Except as otherwise disclosed in this Privacy Policy, we will use the information you provide us only for the purpose of responding to your inquiry or in connection with the service for which you provided such information. We may forward your contact information and inquiry to our affiliates and other divisions of our company that we feel can best address your inquiry or provide you with the requested service. We may also use the information you provide in aggregate form for internal business purposes, such as generating statistics and developing marketing plans. We may share or transfer such non-personally identifiable information with or to our affiliates, licensees, agents and partners.
We may retain other companies and individuals to perform functions on our behalf. Such third parties may be provided with access to personally identifiable information needed to perform their functions, but may not use such information for any other purpose.
In addition, we may disclose any information, including personally identifiable information, we deem necessary, in our sole discretion, to comply with any applicable law, regulation, legal proceeding or governmental request.
We do not want you to receive unwanted e-mail from us. We try to make it easy to opt-out of any service you have asked to receive. If you sign-up to our e-mail newsletters we do not sell, exchange or give your e-mail address to a third party.
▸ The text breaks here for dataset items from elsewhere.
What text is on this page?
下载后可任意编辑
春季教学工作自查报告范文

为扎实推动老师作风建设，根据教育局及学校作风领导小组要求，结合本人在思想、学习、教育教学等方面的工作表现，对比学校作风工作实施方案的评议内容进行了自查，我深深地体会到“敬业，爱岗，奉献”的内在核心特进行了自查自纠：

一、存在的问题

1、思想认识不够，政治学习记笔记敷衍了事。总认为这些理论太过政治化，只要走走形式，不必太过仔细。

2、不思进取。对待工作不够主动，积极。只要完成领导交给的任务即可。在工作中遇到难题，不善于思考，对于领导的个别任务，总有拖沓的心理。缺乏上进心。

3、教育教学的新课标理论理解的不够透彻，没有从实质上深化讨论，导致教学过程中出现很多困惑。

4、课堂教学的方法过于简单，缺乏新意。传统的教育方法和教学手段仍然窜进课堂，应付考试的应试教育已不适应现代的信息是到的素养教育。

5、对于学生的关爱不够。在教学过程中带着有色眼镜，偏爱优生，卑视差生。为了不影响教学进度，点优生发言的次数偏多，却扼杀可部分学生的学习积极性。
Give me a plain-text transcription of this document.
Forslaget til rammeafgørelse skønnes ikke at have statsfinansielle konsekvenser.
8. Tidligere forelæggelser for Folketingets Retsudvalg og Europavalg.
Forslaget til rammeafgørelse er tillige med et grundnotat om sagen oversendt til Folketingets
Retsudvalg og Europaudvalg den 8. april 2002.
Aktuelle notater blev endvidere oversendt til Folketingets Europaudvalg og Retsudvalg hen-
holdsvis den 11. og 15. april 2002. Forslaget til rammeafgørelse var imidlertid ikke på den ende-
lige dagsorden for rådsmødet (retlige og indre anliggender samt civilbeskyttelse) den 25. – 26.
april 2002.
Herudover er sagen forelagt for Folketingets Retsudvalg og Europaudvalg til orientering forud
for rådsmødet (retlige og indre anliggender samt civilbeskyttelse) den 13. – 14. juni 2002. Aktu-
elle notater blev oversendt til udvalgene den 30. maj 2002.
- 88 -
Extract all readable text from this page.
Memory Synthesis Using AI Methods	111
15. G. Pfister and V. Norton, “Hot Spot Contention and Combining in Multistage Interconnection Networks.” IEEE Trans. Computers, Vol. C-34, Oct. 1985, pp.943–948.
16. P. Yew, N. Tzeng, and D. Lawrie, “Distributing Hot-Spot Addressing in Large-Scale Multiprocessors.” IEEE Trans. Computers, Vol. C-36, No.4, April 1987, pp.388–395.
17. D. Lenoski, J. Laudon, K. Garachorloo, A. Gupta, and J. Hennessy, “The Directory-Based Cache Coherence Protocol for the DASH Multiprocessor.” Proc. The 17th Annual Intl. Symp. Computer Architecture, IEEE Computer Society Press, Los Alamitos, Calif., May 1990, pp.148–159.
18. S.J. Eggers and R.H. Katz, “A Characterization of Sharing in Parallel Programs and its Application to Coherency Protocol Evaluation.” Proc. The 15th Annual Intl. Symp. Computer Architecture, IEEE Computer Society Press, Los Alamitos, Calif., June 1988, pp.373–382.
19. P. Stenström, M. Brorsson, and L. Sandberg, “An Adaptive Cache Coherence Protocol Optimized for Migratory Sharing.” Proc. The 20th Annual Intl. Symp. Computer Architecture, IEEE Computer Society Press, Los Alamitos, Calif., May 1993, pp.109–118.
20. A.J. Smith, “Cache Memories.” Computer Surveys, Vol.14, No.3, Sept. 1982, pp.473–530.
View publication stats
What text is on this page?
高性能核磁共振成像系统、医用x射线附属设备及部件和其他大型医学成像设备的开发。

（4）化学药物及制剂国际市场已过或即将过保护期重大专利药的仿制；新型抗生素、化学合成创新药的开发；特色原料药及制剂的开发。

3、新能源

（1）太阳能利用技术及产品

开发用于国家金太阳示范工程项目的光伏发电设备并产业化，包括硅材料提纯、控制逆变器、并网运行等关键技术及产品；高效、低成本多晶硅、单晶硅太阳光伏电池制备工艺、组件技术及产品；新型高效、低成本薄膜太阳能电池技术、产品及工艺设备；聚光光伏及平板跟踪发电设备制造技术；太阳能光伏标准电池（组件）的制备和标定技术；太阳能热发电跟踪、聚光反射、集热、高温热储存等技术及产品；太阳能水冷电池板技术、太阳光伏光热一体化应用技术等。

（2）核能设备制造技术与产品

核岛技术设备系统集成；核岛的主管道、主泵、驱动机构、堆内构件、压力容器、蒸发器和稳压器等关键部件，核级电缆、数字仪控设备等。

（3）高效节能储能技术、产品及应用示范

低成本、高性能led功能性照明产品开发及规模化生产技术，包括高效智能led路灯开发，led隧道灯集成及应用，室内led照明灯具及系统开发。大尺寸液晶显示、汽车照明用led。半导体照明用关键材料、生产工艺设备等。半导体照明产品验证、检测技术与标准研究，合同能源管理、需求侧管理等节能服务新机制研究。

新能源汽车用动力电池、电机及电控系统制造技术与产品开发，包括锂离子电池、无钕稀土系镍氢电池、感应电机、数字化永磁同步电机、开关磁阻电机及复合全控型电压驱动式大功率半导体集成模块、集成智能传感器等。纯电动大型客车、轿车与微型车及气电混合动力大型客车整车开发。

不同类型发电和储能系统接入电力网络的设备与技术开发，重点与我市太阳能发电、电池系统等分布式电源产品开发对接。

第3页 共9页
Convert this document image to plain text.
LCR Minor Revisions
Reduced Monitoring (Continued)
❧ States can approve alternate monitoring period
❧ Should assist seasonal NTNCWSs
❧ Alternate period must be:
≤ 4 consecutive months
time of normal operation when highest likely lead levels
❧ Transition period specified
E-mail addresses are collected via the wn.com web site. Users have to physically opt-in to receive the wn.com newsletter and a verification e-mail is sent. wn.com is clearly and conspicuously named at the point of
collection.If you no longer wish to receive our newsletter and promotional communications, you may opt-out of receiving them by following the instructions included in each newsletter or communication or by e-mailing us at michaelw(at)wn.com
The security of your personal information is important to us. We follow generally accepted industry standards to protect the personal information submitted to us, both during registration and once we receive it. No method of transmission over the Internet, or method of electronic storage, is 100 percent secure, however. Therefore, though we strive to use commercially acceptable means to protect your personal information, we cannot guarantee its absolute security.
If we decide to change our e-mail practices, we will post those changes to this privacy statement, the homepage, and other places we think appropriate so that you are aware of what information we collect, how we use it, and under what circumstances, if any, we disclose it.
If we make material changes to our e-mail practices, we will notify you here, by e-mail, and by means of a notice on our home page.
The advertising banners and other forms of advertising appearing on this Web site are sometimes delivered to you, on our behalf, by a third party. In the course of serving advertisements to this site, the third party may place or recognize a unique cookie on your browser. For more information on cookies, you can visit www.cookiecentral.com.
As we continue to develop our business, we might sell certain aspects of our entities or assets. In such transactions, user information, including personally identifiable information, generally is one of the transferred business assets, and by submitting your personal information on Wn.com you agree that your data may be transferred to such parties in these circumstances.